In this case, a factual dispute precludes resolution of the standing question now. Quote Storm submits an affidavit from its founder attesting that his company did not initiate the call that harmed Woodard. (Dkt. 19-1 ¶ 5). The complaint, though, alleges that “[t]he calls promoted Quote Storm's lead generation services for health insurance.” (Dkt. 1 ¶ 24). In her own affidavit, Woodard recounts that she contacted the company that made the unlawful call, who referred her to Quote Storm. (Dkt. 33-1 ¶ 11). An accompanying letter stated “Benefytt refers you to lead generator, Quotestorm Holdings, LLC, who routed a call to us.” (Id. at 5). Overall, the evidence is scant and conflicting; it provides little clarity on the pivotal question of Quote Storm's role in placing the phone calls to Woodard.

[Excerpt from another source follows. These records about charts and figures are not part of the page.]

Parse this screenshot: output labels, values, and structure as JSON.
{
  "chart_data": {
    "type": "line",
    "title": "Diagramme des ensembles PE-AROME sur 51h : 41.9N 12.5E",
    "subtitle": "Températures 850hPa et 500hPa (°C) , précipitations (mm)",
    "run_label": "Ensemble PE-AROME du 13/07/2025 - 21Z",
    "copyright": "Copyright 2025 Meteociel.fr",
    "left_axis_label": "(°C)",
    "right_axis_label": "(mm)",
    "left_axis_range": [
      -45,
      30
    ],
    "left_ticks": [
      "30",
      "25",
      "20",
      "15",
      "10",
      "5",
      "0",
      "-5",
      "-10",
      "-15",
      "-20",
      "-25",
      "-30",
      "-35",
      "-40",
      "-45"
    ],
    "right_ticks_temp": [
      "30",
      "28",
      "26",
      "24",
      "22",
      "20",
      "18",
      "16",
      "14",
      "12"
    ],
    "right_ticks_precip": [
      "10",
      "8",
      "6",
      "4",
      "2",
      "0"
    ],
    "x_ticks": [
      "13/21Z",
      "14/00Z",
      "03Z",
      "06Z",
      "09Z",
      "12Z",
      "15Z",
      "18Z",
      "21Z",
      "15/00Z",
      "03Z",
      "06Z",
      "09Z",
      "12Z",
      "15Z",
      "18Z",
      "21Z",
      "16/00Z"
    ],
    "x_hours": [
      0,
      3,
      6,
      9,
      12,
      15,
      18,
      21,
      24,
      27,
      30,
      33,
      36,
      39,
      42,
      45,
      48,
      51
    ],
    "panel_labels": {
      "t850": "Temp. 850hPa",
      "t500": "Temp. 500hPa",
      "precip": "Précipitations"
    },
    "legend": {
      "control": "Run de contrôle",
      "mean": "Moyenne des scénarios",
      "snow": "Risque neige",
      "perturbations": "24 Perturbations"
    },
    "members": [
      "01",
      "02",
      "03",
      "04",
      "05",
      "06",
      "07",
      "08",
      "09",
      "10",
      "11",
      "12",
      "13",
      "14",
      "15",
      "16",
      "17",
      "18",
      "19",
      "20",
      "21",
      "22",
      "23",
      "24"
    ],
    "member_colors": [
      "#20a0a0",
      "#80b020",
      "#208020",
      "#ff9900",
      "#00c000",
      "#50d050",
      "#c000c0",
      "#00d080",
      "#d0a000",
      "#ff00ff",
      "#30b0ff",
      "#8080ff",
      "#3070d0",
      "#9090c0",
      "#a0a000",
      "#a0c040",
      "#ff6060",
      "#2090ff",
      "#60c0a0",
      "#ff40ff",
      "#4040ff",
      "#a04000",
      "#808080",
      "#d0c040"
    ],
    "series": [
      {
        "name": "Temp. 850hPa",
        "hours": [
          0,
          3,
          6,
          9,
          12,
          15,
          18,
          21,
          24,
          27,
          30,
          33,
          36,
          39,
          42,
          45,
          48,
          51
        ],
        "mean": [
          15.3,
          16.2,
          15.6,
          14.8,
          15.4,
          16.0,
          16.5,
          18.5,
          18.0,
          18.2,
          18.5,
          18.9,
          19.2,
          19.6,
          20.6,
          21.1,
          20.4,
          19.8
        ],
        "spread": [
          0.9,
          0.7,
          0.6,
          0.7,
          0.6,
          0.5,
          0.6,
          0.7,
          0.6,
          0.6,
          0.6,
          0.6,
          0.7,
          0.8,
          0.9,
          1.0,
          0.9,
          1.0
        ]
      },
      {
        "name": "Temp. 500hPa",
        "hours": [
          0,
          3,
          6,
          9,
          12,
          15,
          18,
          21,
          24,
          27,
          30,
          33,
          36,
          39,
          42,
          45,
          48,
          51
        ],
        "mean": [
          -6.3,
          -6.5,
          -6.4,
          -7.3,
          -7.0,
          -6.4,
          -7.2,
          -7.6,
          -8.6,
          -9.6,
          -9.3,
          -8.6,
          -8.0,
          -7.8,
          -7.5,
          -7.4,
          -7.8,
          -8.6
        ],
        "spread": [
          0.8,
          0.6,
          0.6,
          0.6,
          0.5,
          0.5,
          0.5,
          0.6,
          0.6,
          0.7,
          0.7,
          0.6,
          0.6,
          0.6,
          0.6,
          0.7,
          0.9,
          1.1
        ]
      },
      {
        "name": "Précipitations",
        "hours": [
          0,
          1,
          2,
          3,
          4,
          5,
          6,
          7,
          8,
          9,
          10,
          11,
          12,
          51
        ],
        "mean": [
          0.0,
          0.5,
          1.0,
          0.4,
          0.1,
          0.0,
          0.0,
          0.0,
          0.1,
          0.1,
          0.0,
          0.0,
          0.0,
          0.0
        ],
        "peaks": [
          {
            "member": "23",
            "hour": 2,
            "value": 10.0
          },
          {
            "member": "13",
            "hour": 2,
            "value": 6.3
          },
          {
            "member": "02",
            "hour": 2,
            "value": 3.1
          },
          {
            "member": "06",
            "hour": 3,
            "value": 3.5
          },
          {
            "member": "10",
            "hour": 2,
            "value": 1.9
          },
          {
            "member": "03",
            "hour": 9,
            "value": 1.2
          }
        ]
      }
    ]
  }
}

Where the evidence offered by the parties is inconclusive as to subject-matter jurisdiction, a district court can permit limited jurisdictional discovery. See, e.g., Qin v. Deslongchamps, 31 F.4th 576, 582 (7th Cir. 2022) (“Courts sometimes authorize [jurisdictional] discovery after suit is filed when doubt emerges regarding whether, as alleged, the parties are in fact diverse.”); Ignatiev v. United States, 238 F.3d 464, 467 (D.C. Cir. 2001) (“We have previously required that plaintiffs be given an opportunity for discovery of facts necessary to establish jurisdiction prior to decision of a 12(b)(1) motion.”); Charles A. Wright & Arthur R. Miller, Federal Practice & Procedure § 1350 (6th ed. 2022) (“The district court may postpone a decision on the question of subject matter jurisdiction for several other reasons. It may seek the presentation of affidavits or other evidence on the matter by the parties if none have been tendered or if those that have been offered by the parties are inconclusive.”). Doing so is appropriate here-that way, the parties can understand whether Quote Storm actually caused Woodard's injury and whether the relief sought can be connected to the injury.
For these reasons, Quote Storm's motion to dismiss for lack of jurisdiction is held in abeyance pending jurisdictional discovery and additional briefing. (Dkt. 19). Woodard can “conduct jurisdictional discovery on [the] extent of Quote Storm's involvement in the calls and Quote Storm's relationship with the entity that made the calls.” (Dkt. 33 at 14); see also Reed v. Columbia St. Mary's Hospital, 915 F.3d 473, 479 (7th Cir. 2019) (“[T]he parties can discover information that is relevant, not privileged, and proportional to the needs of the case.”). The deadline for jurisdictional discovery is August 1, 2023.